Eczacılıkta Girişimciliğe Giriş

Eczacılıkta Girişimciliğe Giriş

Girişimcilik, ülkemizde gittikçe değer kazanan ve kazanmaya da devam etmesi gereken bir alandır. Özellikle son zamanlarda oluşan girişimcilik ekosistemi ve Dünya’da bu alanda yapılan örnek işler, ülkemizde de bu alana olan ilginin artmasına sebep olmuştur. Standart düzenden sıyrılıp yenilikçi işler yapmak isteyen herkes inovatif girişimlerin peşinden koşuyor. “Üniversiteden mezun olan herkes iş bulmak zorunda değil.” sözünü sıkça duymaya başladık. Peki o zaman neden üniversiteler var? Bunu şu şekilde anlatabiliriz; Sistem, artık bizleri üniversitelerde öğrendiğimiz bilgileri sosyal fayda sağlayacak şekilde inovatif yöntemlerle birleştirerek yenilikler üretmeye itiyor. Yani girişimci olmaya!

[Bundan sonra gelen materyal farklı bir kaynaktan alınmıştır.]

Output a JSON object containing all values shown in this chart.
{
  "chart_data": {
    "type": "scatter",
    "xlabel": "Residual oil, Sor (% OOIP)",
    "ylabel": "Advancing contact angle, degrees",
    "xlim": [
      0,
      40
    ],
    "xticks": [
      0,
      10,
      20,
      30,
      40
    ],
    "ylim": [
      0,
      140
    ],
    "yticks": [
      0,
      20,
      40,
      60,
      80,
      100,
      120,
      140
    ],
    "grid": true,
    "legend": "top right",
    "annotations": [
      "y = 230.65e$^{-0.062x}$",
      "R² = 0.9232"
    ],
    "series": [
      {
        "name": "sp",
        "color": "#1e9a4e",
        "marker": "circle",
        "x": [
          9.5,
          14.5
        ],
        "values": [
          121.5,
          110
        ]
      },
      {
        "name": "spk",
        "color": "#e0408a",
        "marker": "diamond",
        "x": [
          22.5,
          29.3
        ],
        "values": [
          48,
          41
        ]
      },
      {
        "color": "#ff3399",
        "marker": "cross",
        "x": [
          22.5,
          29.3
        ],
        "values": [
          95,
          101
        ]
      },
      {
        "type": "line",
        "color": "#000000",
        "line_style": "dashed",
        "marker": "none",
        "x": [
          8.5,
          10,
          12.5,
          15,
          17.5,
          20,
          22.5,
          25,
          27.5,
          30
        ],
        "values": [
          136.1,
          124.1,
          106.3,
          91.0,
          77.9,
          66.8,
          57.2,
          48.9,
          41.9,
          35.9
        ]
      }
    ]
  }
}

Eczacılık gibi, multidisipliner ve disinlinler arası çalışmaya uygun bir mesleğin mensupları ve mensup adayları olarak, bizler girişimcilik ekosisteminde en çok yer alması gereken meslek gruplarından biriyiz. Öyle ki, eczacılık mesleğinin bazı normları, çok uzun yıllardır değişmeyen ve değişime kapalı gözüken kurallardan oluşuyor. Ancak teknoloji ve dünya gelişip değişirken, bizim de mesleğimizin bu değişimden etkilenmeden kalması mümkün olmayacaktır. Teknolojiyi ve inovasyonu benimseyerek, mesleğimizle pekiştirmek için bilim, girişim ve girişimcilik şarttır.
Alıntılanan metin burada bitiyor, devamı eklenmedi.